Resilienza, Come Praticarla?

Intraprendere un percorso di psicoterapia può aiutarci a mettere in pratica la resilienza. La psicoterapia aumenta, infatti, la conoscenza di noi stessi e ci insegna come sfruttare al meglio le nostre migliori abilità. E’ un processo di crescita individuale.

Il lavoro terapeutico basato sulla resilienza si concentra sulla trasformazione cognitiva di alcune idee e, relativi, comportamenti ed emozioni. L’obiettivo è quello di generare dei turning points, punti di svolta, per imparare a superare eventi di vita stressanti.

Affrontare i momenti di crisi e le difficoltà in maniera costruttiva non è una cosa semplice, ma vale la pena affrontarlo per apprendere come essere resilienti. Vediamo alcuni punti fondamentali del come imparare ad essere resilienti.

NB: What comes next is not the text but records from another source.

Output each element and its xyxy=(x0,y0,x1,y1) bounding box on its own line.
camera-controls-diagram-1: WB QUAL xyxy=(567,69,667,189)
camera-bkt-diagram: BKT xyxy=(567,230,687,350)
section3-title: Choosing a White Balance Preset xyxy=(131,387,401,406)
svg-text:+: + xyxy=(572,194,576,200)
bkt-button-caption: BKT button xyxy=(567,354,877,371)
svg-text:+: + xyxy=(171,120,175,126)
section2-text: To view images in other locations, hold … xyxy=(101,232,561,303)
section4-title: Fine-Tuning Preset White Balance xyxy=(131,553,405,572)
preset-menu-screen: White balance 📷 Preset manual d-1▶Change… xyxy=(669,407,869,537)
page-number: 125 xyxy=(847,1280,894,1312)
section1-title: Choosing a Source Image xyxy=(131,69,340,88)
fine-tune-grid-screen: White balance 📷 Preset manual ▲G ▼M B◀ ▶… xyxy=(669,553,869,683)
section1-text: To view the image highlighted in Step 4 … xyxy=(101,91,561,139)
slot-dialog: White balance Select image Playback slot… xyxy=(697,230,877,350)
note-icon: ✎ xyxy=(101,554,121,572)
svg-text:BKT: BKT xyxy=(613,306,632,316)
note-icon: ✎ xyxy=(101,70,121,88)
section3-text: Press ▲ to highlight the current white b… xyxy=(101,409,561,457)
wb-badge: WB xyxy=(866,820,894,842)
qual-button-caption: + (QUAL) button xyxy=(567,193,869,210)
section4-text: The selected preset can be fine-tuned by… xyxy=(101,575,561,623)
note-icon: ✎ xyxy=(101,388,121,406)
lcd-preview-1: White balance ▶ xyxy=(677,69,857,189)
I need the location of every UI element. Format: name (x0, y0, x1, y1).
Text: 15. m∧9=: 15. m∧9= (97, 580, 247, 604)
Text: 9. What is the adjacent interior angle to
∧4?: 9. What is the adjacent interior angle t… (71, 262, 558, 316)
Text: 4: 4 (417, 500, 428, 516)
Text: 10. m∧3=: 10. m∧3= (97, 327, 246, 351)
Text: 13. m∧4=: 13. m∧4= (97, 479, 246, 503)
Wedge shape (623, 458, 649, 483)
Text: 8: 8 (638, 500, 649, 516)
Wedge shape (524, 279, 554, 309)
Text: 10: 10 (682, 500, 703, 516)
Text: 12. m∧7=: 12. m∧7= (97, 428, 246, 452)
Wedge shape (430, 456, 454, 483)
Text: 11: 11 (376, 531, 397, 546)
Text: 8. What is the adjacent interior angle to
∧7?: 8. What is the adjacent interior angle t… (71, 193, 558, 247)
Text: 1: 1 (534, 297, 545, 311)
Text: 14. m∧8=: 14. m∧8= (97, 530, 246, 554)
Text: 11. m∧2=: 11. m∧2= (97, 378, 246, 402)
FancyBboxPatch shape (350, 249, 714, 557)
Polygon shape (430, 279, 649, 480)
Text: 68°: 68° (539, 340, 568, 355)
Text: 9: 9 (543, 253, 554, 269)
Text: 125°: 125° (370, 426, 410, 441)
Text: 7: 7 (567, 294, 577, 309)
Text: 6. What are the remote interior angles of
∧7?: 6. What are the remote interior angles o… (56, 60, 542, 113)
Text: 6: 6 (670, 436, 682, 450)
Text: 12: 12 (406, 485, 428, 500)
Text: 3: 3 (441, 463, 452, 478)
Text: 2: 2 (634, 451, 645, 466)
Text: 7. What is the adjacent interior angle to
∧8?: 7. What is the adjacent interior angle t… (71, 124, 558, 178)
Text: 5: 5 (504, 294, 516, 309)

  • Cambiare visione del fallimento. La visione del fallimento, nella società in cui viviamo, è soprattutto negativa. Essere resilienti significa anche cambiare prospettiva sulle proprie sconfitte e sulle difficoltà che dobbiamo affrontare. Il fallimento è una occasione di crescita, una occasione per capire che qualcosa non funziona. Così come un evento traumatico di entità differenti, dopo averlo elaborato possiamo riorganizzare la nostra esistenza.
  • Reinventare se stessi. Le nostre aspettative non possono sempre essere soddisfatte, arriva anche il momento di cambiare direzione. I fallimenti e le difficoltà possono diventare bussola per apporre dei cambiamenti alla nostra vita.

resilienza ed equilibrio

  • Abbi cura di te. Prendersi cura della propria mente e del proprio corpo è il punto di partenza per imparare ad essere resilienti. Abbiamo bisogno di aiuto, abbiamo bisogno di supporto e di essere ascoltati. La chiusura in noi non permette di superare le difficoltà in modo costruttivo.
  • Ristabilire i propri obiettivi. Questo è importante quando dobbiamo affrontare una sconfitta. La vita è sempre degna di essere vissuta, aver investito su scopi e traguardi troppo grandi implica la necessità di un cambiamento.
  • Imparare dagli errori. Tornando al concetto di locus of control, siamo responsabili delle nostre scelte e anche dei nostri errori. Ricordiamo che il momento di crisi è un momento di crescita e di cambiamento per la nostra esistenza.